Three years later, Hurth undertook yet another effort to manipulate electoral politics to the Republicans' advantage. In 2007, Take Initiative America funded a California ballot initiative that would have distributed the state's 55 electoral votes by congressional district instead of winner-takes-all. Had it succeeded, the effort would have greatly benefited Republican presidential contenders in the state. Hurth similarly refused to reveal the donor behind the effort, who finally came forward after Democrats accused the group of money-laundering and California officials vowed to investigate. Paul Singer, a hedge-fund manager and major Giuliani fundraiser, admitted that he gave $175,000 to the effort. (Hurth himself contributed $2,000 to Giuliani's presidential bid.) Then-Democratic National Committee Chair Howard Dean decried the initiative and pointed the finger at the Giuliani campaign, which denied any involvement. The Perry campaign has similarly denied any role in this year's Green Party ploy. But the tentacles of the scandal reach dangerously close to his camp.

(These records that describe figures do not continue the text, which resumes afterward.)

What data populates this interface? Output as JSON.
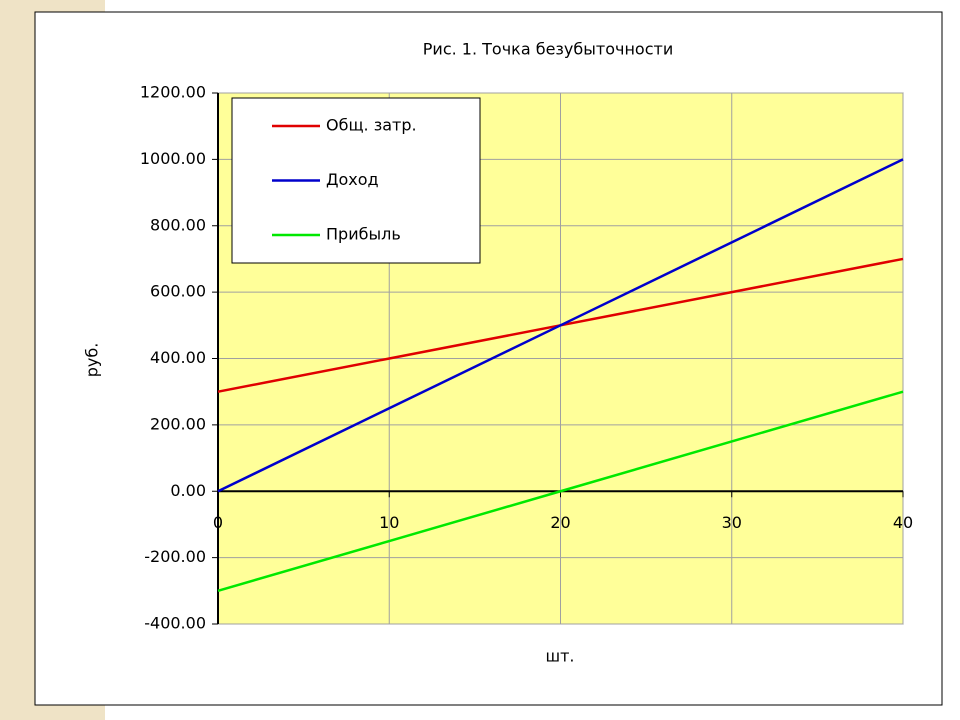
{
  "chart_data": {
    "type": "line",
    "title": "Рис. 1. Точка безубыточности",
    "xlabel": "шт.",
    "ylabel": "руб.",
    "x": [
      0,
      10,
      20,
      30,
      40
    ],
    "series": [
      {
        "name": "Общ. затр.",
        "color": "#e00000",
        "values": [
          300,
          400,
          500,
          600,
          700
        ]
      },
      {
        "name": "Доход",
        "color": "#0000cc",
        "values": [
          0,
          250,
          500,
          750,
          1000
        ]
      },
      {
        "name": "Прибыль",
        "color": "#00e800",
        "values": [
          -300,
          -150,
          0,
          150,
          300
        ]
      }
    ],
    "xlim": [
      0,
      40
    ],
    "xticks": [
      0,
      10,
      20,
      30,
      40
    ],
    "ylim": [
      -400,
      1200
    ],
    "yticks": [
      {
        "value": -400,
        "label": "-400.00"
      },
      {
        "value": -200,
        "label": "-200.00"
      },
      {
        "value": 0,
        "label": "0.00"
      },
      {
        "value": 200,
        "label": "200.00"
      },
      {
        "value": 400,
        "label": "400.00"
      },
      {
        "value": 600,
        "label": "600.00"
      },
      {
        "value": 800,
        "label": "800.00"
      },
      {
        "value": 1000,
        "label": "1000.00"
      },
      {
        "value": 1200,
        "label": "1200.00"
      }
    ],
    "grid": true,
    "legend": "upper left"
  }
}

It was allegedly Perry's former chief of staff, Mike Toomey, who approached a 22-year-old college student, Garrett Mize, to talk to the Green Party about accepting the outside help, according to Mize's court testimony. (Toomey, who's now a lobbyist, also helped mastermind former Rep. Tom DeLay's scheme to funnel secret corporate money to help the GOP's redistricting effort in 2003.) The Texas Green Party eagerly accepted the offer—even though a court-released email between Green Party officials reveals that party officials were acutely aware the money could be coming from Republican sources. The email also mentions Perry's top political consultant Anthony Holm as being interested in paying for 40 percent of the party's petitioning costs, though he's since denied any role in the schme.

The Texas Green Party has refused to withdraw from the ballot, saying it was "misled" about the kind of money that was used to fund GOP's scheme. "It's not like we intentionally did this," said Kat Swift, statewide coordinator for the Texas Green Party, at a press conference in early July. According to her account, the Texas Greens never knew what Take Initiative America really stood for or who might be involved. But Swift has since embraced the GOP help as a form of realpolitik, arguing that Texas has some of the most stringent requirements for getting on the ballot in the country. "Wherever the money came from doesn't bother me," she told the Dallas Morning News. "People are trying to open the ballot to increase democracy and so, who cares how they vote?"

It's unclear, though whether the Green Party's presence on the ticket will actually hurt White's chances, as the recent controversy has divided Green Party supporters. Some of its closest allies have turned against the party for knowingly accepting the GOP assistance—and refusing to back out even after discovering it was paid for by Hurth's nonprofit corporation (which qualifies, for the purposes of campaign-finance law, as corporate money). The Texas League of Conservation Voters, which has often backed Green Party candidates, said the party's "use of corporate, out-of-state money directed from partisan operatives for a petition drive corrupts and manipulates the electoral process." One local Green Party candidate for Travis County Clerk has already withdrawn his candidacy, citing his opposition to the Green Party's acceptance of corporate-funded help—even though the party itself has called for the end of corporate funding in all elections.

Texas Democrats, for their part, have given up their push to keep the Green Party off the ballot: they dropped part of their lawsuit last week after the (all-Republican) Texas Supreme Court decided to let the Green Party remain on the ballot while it reviewed the case. But the state's Democratic party says it will continue with a legal challenge in a lower court to discover who was funding the GOP-backed petition drive, contending that the source and use of Hurth's funds might have been illegal. If even more incriminating evidence surfaces, the Green Party scheme could really end up biting the Texas GOP in the butt.